5.3 Neuroleptic Malignant Syndrome
A potentially fatal symptom complex sometimes referred to as Neuroleptic Malignant Syndrome (NMS) has been reported in association with administration of antipsychotic drugs. Clinical manifestations of NMS are hyperpyrexia, muscle rigidity, delirium, and autonomic instability. Additional signs may include elevated creatine phosphokinase, myoglobinuria (rhabdomyolysis), and acute renal failure. If NMS is suspected, immediately discontinue asenapine sublingual tablets and provide intensive symptomatic treatment and monitoring.
5.4 Tardive Dyskinesia
Tardive dyskinesia, a syndrome consisting of potentially irreversible, involuntary, dyskinetic movements, may develop in patients treated with antipsychotic drugs, including asenapine sublingual tablets. The risk appears to be highest among the elderly, especially elderly women, but it is not possible to predict which patients are likely to develop the syndrome. Whether antipsychotic drug products differ in their potential to cause tardive dyskinesia is unknown.

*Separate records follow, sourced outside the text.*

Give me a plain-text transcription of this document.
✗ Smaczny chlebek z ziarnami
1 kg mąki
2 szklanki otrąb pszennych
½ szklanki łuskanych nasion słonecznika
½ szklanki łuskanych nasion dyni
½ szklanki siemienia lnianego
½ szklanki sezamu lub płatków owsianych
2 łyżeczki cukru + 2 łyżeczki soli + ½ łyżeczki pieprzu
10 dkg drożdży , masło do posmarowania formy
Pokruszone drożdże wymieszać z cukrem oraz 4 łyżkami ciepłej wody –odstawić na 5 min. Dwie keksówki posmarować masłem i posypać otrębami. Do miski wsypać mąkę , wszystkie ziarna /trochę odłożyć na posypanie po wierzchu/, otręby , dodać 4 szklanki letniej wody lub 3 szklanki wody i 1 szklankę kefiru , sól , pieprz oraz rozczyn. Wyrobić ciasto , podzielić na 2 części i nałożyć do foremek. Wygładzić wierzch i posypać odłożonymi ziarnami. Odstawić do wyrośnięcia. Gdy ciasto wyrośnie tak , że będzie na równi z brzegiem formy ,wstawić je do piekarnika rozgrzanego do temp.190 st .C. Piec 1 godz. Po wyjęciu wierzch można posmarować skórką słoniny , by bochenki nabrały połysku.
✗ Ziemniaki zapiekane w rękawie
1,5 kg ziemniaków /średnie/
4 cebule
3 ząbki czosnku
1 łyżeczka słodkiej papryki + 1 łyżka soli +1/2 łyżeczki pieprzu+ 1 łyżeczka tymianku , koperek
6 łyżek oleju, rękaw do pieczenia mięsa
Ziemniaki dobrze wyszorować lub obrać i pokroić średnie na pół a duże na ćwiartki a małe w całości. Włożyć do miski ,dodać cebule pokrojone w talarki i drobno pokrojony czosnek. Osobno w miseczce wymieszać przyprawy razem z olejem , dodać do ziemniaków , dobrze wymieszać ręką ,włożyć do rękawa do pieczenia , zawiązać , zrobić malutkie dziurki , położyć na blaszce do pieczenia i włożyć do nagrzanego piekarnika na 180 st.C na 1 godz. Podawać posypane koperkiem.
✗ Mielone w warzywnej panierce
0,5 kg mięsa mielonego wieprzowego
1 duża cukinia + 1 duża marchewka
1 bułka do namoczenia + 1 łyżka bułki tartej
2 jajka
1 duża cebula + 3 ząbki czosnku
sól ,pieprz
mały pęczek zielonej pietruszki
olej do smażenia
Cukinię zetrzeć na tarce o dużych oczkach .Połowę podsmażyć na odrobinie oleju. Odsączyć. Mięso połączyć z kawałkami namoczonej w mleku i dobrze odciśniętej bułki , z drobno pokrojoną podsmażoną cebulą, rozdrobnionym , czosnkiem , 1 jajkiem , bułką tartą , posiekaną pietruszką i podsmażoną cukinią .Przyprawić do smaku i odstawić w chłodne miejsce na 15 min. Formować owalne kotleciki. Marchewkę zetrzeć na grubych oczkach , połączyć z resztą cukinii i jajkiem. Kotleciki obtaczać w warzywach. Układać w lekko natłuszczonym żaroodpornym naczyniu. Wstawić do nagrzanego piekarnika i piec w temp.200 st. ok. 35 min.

The risk of tardive dyskinesia and the likelihood that it will become irreversible increase with the duration of treatment and the cumulative dose. The syndrome can develop after a relatively brief treatment period, even at low doses. It may also occur after discontinuation of treatment.
There is no known treatment for tardive dyskinesia, although the syndrome may remit, partially or completely, if antipsychotic treatment is discontinued. Antipsychotic treatment itself, however, may suppress (or partially suppress) the signs and symptoms of the syndrome, possibly masking the underlying process. The effect that symptomatic suppression has upon the long-term course of tardive dyskinesia is unknown.
Given these considerations, asenapine sublingual tablets should be prescribed in a manner most likely to reduce the risk of tardive dyskinesia. Chronic antipsychotic treatment should generally be reserved for patients: 1) who suffer from a chronic illness that is known to respond to antipsychotic drugs; and 2) for whom alternative, effective, but potentially less harmful treatments are not available or appropriate. In patients who do require chronic treatment, use the lowest dose and the shortest duration of treatment producing a satisfactory clinical response should be sought. Periodically reassess the need for continued treatment.